Clima estimulou migração de dinossauros do Brasil à Groenlândia
Há 214 milhões de anos, sauropodomorfos do sul da América atravessaram o continente – e os altos níveis de CO2 do planeta podem ter motivado isso.
Num passado geológico distante, animais determinados o bastante poderiam migrar de um pólo da Terra a outro sem sequer molhar as patas. O acesso era facilitado porque os continentes, hoje separados por grandes porções de água, ficavam juntinhos, formando uma massa única de Terra – a Pangeia.
Atravessar as Américas, do atual território da Argentina até a Groenlândia, foi a missão enfrentada por diferentes animais do período Triássico – como os dinossauros sauropodomorfos, por exemplo.
Fósseis indicavam que esse grupo antigo de herbívoros pescoçudos – que deu origem, depois, a gigantes como brontossauros e braquiossauros – era natural da América do Sul, e teria alcançado a ponta oposta da América entre 225 milhões e 205 milhões de anos atrás.
Mas um novo estudo, assinado por pesquisadores americanos e publicado na revista PNAS, conseguiu cravar uma data mais precisa para essa chegada. Vindo do norte da Argentina e do sul do Brasil, o grupo de dinossauros peregrinos cruzou 10 mil quilômetros e começou a viver na Groenlândia há 214 milhões de anos.
A data de chegada dos dinos à região foi confirmada pela análise de rochas da América do Sul, dos Estados Unidos, da Europa e da Groenlândia – regiões habitadas por esses dinossauros onde fósseis de sauropodomorfos já foram descobertos.
O que os cientistas fizeram foi medir rastros deixados pelo campo magnético terrestre nos fósseis e nas rochas, que tinham sua idade conhecida. A partir desses padrões, eles conseguiram estimar em que momento os dinossauros chegaram ao norte da América.
Mas, além da data de chegada, o artigo científico explica também o que impulsionou toda a andança: a queda brusca nos níveis de CO2 terrestres.
O cenário climático que motivou a viagem era extremo. A concentração de dióxido de carbono (CO2) na atmosfera no Triássico Superior (há 233 milhões de anos) beirava os 4.000 ppm (partes por milhão), dez vezes maior que a atual.
“Sabemos que com mais CO2, o seco fica mais seco e o úmido fica mais úmido,” disse em comunicado Dennis Kent, paleontólogo da Universidade Columbia que, em parceria com Lars Clemmensen, da Universidade de Copenhague, assina o estudo. Esse cenário favorecia processos como a desertificação e dificultava o crescimento de plantas – um golpe certeiro na dieta dos grandalhões herbívoros, que acabavam partindo para o norte em busca de alimento.
“Não havia oceano entre eles [os pólos da Terra]. Não havia grandes montanhas”, afirmou Kent.

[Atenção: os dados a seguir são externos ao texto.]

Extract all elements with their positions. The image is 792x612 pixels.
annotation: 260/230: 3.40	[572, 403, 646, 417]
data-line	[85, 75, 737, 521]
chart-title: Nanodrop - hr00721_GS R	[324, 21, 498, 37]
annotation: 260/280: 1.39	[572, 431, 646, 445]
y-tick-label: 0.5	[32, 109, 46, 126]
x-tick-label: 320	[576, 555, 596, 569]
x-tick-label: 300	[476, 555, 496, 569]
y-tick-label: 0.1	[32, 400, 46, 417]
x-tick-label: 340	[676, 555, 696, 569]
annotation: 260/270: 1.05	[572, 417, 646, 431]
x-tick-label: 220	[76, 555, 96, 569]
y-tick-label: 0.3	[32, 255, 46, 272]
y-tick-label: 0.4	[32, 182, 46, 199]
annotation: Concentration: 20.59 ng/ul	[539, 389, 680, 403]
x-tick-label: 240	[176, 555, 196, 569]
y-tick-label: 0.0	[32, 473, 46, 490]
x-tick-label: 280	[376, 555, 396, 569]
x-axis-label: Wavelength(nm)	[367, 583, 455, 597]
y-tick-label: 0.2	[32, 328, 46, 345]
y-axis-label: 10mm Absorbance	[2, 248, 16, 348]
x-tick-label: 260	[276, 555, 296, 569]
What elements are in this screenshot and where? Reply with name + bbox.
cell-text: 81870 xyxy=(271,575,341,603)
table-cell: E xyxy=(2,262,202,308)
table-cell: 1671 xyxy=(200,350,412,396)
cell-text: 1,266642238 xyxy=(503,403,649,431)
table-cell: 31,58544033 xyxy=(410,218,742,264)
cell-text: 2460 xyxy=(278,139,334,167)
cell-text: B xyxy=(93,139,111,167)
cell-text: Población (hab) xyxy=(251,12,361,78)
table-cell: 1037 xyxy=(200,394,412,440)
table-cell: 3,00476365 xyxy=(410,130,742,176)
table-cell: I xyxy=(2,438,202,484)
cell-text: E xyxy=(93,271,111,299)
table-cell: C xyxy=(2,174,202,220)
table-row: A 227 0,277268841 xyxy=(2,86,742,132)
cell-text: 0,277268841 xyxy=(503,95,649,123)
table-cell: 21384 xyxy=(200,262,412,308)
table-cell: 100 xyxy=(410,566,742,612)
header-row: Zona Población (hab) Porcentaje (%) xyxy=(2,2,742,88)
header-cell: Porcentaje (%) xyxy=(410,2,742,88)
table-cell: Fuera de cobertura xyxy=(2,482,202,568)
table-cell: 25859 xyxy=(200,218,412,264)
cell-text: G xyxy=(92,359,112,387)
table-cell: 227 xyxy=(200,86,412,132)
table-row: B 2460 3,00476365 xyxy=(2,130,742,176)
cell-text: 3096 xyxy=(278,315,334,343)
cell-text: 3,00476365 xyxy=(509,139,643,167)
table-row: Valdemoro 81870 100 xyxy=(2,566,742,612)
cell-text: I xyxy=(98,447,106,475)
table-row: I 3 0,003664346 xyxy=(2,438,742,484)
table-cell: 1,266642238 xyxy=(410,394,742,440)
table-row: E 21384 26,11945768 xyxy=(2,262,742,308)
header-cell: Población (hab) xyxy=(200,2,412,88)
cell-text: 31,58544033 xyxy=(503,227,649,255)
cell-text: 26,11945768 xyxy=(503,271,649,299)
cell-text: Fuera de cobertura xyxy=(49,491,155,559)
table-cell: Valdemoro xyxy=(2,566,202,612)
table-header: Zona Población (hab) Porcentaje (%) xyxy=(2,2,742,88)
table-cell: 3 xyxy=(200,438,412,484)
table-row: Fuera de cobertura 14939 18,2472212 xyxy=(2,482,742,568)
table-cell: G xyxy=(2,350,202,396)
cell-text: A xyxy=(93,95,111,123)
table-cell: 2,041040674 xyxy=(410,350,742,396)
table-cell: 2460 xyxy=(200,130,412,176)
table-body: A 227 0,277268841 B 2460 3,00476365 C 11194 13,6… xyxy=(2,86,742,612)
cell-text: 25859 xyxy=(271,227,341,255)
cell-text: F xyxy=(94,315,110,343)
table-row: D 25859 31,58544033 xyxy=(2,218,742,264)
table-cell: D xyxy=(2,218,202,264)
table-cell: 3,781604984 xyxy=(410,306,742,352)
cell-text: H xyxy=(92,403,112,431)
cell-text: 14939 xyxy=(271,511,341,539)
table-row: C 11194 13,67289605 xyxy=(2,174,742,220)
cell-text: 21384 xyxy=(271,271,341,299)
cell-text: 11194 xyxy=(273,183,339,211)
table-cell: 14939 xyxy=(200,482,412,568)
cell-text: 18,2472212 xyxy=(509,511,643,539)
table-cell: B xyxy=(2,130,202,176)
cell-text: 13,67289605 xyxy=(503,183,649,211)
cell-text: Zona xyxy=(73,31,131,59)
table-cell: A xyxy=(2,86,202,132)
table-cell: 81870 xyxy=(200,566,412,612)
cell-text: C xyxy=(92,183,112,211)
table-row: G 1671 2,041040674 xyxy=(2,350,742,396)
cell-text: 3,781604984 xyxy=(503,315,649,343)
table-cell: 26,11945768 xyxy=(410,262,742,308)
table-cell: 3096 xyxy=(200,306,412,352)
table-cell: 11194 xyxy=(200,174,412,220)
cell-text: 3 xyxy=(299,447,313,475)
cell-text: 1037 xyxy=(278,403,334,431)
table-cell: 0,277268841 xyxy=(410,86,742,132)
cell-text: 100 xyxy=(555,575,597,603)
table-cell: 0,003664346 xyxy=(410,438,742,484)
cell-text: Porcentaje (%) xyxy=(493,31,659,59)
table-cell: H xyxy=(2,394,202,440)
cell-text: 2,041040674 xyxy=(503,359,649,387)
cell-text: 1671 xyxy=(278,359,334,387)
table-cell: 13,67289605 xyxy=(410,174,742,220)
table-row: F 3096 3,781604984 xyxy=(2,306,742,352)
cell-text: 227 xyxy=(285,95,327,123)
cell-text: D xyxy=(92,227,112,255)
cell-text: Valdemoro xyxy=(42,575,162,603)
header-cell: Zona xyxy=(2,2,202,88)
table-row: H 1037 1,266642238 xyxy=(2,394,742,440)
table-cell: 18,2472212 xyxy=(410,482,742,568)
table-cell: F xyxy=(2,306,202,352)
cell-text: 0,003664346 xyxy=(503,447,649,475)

Se os dinos tivessem caminhado cerca de dois quilômetros por dia, teriam levado meros 20 anos para chegar à Groenlândia. Mas a viagem dos sauropodomorfos foi bem mais demorada, cumprida em 15 milhões de anos. “Quase dá para falar que os caracóis poderiam ter feito mais rápido”.
No estudo, cientistas estimam que níveis de CO2 no planeta eram bem mais baixos ao final da transição dos sauropodomorfos latino-americanos à Groenlândia – algo na casa das 2.000 ppm, cerca de cinco vezes o nível atual. Isso permitiu que os dinos se movessem por áreas anteriormente inabitáveis.
Com menos dióxido de carbono na atmosfera, os herbívoros tinham um clima mais propício para viver – e migrar de novo mais rapidamente e por distâncias menores, caso necessário. “Quando chegaram à Groenlândia, parecia que haviam se estabelecido”, diz Kent. Não se sabe, porém, que fenômeno causou essa redução.